Chapter 5: Datapath and Control (Part 3)

1. Chapter 5: Datapath and Control(Part 3) CS 447 Jason Bakos

2. Single-Cycle CPU • CPI of the single cycle CPU from the last lecture had a CPI of 1 • Clock cycle is determined by the longest possible path in the machine • loads are the worst – they use 5 functional units in series • Performance, utilization, and efficiency are not going to be good, because most instructions don’t need such a long clock cycle • A variable-speed clock could be used to solve this problem, but hinders parallelism • Pipelining overlaps instruction executions

3. Multicycle Implementation • Break instructions into steps, where each step requires one clock cycle • We want to reuse functional units within an instruction instead of just across instructions • Reduces hardware • Use single memory for instructions and data • Single ALU instead of one ALU and two adders • Add registers to functional units to hold intermediate results (state data) for future cycles • Use within instruction executions • Register file and memory hold state data to be used across instruction executions • These are programmer-visible • We will need a FSM to control CPU

4. Registers • Locations of registers is determined by the following: • What combinatorial units will fit in one clock cycles • Assume memory access, regfile access (two reads or one write), or ALU operation • Any data needed by these operations must be stored in a temporary register • Instruction Register, Memory Data Register, A, B, and ALUOut registers added to design • All these except IR only need to hold data between two adjacent clock cycles • What data are needed in later cycles implementing the instruction

5. Multiplexors • Need to add extra multiplexors (or expand existing muxes) to facilitate the reuse of the ALU within instructions • Add mux to first ALU input • Expand mux to second ALU input

6. Multicycle CPU

7. Breaking Instruction Execution into Clock Cycles • Goal is to balance the latency of the operations performed during each clock cycle • At most one of the following can occur in series: • One ALU operation • One register file access (or multiple in parallel) • One memory access (this is a joke, but we’ll accept this for now)

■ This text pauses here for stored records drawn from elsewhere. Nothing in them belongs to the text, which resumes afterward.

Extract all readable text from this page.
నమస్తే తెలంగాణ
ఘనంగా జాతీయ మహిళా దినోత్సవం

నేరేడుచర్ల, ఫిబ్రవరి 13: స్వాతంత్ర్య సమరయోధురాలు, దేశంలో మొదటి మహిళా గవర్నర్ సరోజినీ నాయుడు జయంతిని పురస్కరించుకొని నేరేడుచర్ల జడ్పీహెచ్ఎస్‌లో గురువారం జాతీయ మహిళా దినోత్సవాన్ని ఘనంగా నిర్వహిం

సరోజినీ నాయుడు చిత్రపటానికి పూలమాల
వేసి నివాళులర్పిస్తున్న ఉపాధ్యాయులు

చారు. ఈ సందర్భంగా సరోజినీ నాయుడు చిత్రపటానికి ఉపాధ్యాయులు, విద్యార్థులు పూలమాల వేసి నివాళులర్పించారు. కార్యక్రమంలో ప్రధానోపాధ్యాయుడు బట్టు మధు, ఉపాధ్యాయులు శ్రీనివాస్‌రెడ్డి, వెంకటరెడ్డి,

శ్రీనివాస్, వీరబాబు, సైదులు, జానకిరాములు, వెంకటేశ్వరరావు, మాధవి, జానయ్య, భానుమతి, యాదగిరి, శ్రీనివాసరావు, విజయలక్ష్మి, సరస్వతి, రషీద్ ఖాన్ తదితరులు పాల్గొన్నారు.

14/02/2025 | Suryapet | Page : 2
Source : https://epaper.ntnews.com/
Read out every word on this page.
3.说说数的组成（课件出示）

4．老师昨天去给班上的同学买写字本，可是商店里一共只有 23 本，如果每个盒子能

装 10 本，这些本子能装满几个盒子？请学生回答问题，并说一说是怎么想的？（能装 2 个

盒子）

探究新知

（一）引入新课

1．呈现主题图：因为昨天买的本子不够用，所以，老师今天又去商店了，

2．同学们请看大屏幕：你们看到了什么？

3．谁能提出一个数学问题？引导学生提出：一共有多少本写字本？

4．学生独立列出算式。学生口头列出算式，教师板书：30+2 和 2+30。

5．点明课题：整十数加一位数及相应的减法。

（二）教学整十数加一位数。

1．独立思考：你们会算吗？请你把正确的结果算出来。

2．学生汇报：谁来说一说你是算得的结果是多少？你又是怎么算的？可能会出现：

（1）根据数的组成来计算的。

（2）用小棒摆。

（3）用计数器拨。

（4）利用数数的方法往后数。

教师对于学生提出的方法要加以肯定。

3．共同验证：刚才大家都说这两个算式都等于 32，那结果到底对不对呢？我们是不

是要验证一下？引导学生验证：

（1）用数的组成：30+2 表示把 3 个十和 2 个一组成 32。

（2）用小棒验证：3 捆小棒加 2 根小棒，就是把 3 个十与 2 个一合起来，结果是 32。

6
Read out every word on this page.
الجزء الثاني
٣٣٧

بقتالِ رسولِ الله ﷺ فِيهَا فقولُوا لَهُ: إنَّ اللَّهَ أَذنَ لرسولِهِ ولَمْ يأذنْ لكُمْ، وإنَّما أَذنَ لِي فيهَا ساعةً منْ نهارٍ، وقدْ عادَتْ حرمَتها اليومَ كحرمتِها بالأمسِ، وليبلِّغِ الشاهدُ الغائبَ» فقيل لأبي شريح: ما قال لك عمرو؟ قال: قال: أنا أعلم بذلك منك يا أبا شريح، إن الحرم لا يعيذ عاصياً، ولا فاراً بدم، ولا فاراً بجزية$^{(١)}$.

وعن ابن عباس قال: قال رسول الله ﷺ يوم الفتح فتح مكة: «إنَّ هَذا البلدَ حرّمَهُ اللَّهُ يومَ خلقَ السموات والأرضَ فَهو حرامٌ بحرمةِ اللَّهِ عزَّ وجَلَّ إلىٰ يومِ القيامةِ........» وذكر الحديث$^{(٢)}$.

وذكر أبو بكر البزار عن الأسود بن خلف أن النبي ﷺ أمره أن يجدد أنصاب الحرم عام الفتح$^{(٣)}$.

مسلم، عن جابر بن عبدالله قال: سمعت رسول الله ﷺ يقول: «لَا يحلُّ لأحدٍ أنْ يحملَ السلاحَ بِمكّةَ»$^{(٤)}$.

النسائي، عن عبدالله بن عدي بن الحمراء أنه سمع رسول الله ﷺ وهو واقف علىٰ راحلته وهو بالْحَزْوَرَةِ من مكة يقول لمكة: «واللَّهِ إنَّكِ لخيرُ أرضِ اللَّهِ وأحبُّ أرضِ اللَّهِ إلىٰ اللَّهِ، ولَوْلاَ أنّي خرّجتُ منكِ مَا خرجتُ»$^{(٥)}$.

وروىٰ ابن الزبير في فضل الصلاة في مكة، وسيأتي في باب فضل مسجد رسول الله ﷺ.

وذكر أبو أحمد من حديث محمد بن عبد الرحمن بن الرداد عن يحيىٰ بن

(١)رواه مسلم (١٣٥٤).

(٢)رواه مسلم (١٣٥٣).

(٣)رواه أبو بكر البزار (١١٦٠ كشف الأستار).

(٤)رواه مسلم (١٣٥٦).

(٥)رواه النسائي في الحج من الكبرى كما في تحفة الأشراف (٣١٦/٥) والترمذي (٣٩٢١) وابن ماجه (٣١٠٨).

8. Execution Stages • In order to clearly define the CPU operation for each step in the operation, we’ll use RTL (register transfer language) • Architecture research has defined 5 standard phases of instruction execution • Instruction fetch • Decode • Fetch register values from register file • Execute • Perform arithmetic/logic operation • Memory • Load/Store memory • Write back • Write register result back to register file

9. Execution Stages • Fetch • IR=Memory[PC] • PC=PC+4 • Decode • A=Reg[IR[25..21]] • B=Reg[IR[20..16]] • ALUOut=PC+(sign_extend(IR[15..0]) << 2

10. Execution Stages • Execute • Memory access • ALUOut=A+sign_extend(IR[15..0]) • R-type • ALUOut=A op B • Branch (beq) • if (A==B) PC=ALUOut • PC=PC[31..28] || (IR[25..0]<<2)

11. Execution Stages • Memory Access/Write Back • Load • MDR=Memory[ALUOut] • Store • Memory[ALUOut]=B • R-type • Reg[IR[15..11]]=ALUOut • Memory Read Completion • Load • Reg[IR[20..16]]=MDR

12. Control Signals • Control Unit signals • Refer to figure 5.34 (pg. 384) in the book • ALU Control signals • Provide an appropriate ALUOp signal based on what the ALU is being used for (if for an R-type, perform lookup based on function code)

13. Control Signals • All that’s left is for us to build the control unit as a FSM and the ALU control as a lookup table

14. Control Unit • The fetch and decode stages are the same for every instruction...

15. Control Unit • Here’s the states and transitions for the memory-reference instructions

16. Control Unit • Here’s the states and transitions for R-type, branch, and jump instructions

17. Control Unit • Final control unit FSM...

18. Problems to Think About • How could we add bne, blt, and bgez instructions to our CPU? • Do do you calculate CPI for our CPU if we are given instruction-type distributions?